Davies M P, Gibbs F E, Halliwell N, Joyce K A, Roebuck M M, Rossi M L, Salisbury J, Sibson D R, Tacconi L, Walker C
JK Douglas Cancer Research Laboratory, Clatterbridge Hospital, Bebington, Merseyside, UK.
Br J Cancer. 1999 Mar;79(9-10):1542-8. doi: 10.1038/sj.bjc.6690246.

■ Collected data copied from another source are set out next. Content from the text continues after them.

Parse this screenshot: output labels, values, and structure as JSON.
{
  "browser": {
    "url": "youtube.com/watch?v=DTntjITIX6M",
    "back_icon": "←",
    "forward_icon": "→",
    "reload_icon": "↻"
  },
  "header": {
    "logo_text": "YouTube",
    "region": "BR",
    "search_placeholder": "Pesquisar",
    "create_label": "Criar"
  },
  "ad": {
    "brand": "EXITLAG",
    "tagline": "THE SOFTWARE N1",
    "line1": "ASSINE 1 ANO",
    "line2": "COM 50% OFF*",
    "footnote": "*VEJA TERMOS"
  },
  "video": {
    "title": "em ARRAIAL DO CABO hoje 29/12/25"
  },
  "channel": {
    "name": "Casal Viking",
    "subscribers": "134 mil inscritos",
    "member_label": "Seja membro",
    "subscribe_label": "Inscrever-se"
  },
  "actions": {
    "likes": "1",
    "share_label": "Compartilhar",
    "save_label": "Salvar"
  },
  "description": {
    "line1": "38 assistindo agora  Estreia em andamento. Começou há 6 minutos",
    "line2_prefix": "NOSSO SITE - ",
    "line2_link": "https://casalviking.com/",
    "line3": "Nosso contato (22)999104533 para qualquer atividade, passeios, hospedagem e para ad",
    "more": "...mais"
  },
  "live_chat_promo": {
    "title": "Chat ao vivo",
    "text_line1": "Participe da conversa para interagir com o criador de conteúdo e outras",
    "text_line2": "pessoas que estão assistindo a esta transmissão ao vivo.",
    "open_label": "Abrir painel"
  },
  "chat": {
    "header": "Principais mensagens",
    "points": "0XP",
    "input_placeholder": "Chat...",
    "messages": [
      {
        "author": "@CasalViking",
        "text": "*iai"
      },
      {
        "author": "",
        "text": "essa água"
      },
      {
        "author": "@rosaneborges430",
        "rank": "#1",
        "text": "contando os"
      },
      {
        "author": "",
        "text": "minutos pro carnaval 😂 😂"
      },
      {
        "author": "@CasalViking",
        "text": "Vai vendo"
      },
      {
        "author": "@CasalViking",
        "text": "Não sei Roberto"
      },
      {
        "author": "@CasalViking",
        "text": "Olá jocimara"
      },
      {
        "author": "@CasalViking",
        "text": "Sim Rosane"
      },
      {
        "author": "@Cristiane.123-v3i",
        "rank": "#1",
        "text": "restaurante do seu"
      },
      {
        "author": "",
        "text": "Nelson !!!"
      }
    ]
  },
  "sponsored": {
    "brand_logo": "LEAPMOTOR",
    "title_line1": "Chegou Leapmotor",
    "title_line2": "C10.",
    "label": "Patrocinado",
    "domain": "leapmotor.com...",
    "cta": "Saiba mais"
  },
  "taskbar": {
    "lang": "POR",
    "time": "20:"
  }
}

The PTEN gene, located on 10q23.3, has recently been described as a candidate tumour suppressor gene that may be important in the development of advanced cancers, including gliomas. We have investigated mutation in the PTEN gene by direct sequence analysis of PCR products amplified from samples microdissected from 19 low grade (WHO Grade I and II) and 27 high grade (WHO grade III and IV) archival, formalin-fixed, paraffin-embedded gliomas. Eleven genetic variants in ten tumours have been identified. Eight of these are DNA sequence changes that could affect the encoded protein and were present in 0/2 pilocytic astrocytomas, 0/2 oligoastrocytomas, 0/1 oligodendroglioma, 0/14 astrocytomas, 3/13 (23%) anaplastic astrocytomas and 5/14 (36%) glioblastomas. PTEN mutations were found exclusively in high grade gliomas; this finding was statistically significant. Only two of the PTEN genetic variants have been reported in other studies; two of the genetic changes are in codons in which mutations have not been found previously. The results of this study indicate that mutation in the PTEN gene is present only in histologically more aggressive gliomas, may be associated with the transition from low histological grade to anaplasia, but is absent from the majority of high grade gliomas.
位于10q23.3的PTEN基因最近被描述为一种候选肿瘤抑制基因,它在包括神经胶质瘤在内的晚期癌症发展中可能具有重要作用。我们通过对从19例低级别(世界卫生组织I级和II级)以及27例高级别(世界卫生组织III级和IV级)存档的、经福尔马林固定、石蜡包埋的神经胶质瘤中显微切割得到的样本所扩增的PCR产物进行直接序列分析,研究了PTEN基因的突变情况。在10个肿瘤中鉴定出了11种基因变异。其中8种是可能影响编码蛋白的DNA序列变化,它们在0/2例毛细胞型星形细胞瘤、0/2例少突星形细胞瘤、0/1例少突胶质细胞瘤、0/14例星形细胞瘤、3/13(23%)例间变性星形细胞瘤以及5/14(36%)例胶质母细胞瘤中出现。PTEN突变仅在高级别神经胶质瘤中被发现;这一发现具有统计学意义。在其他研究中仅报道了2种PTEN基因变异;其中2种基因变化位于此前未发现突变的密码子中。本研究结果表明,PTEN基因突变仅存在于组织学上侵袭性更强的神经胶质瘤中,可能与从低组织学级别向间变的转变相关,但在大多数高级别神经胶质瘤中不存在。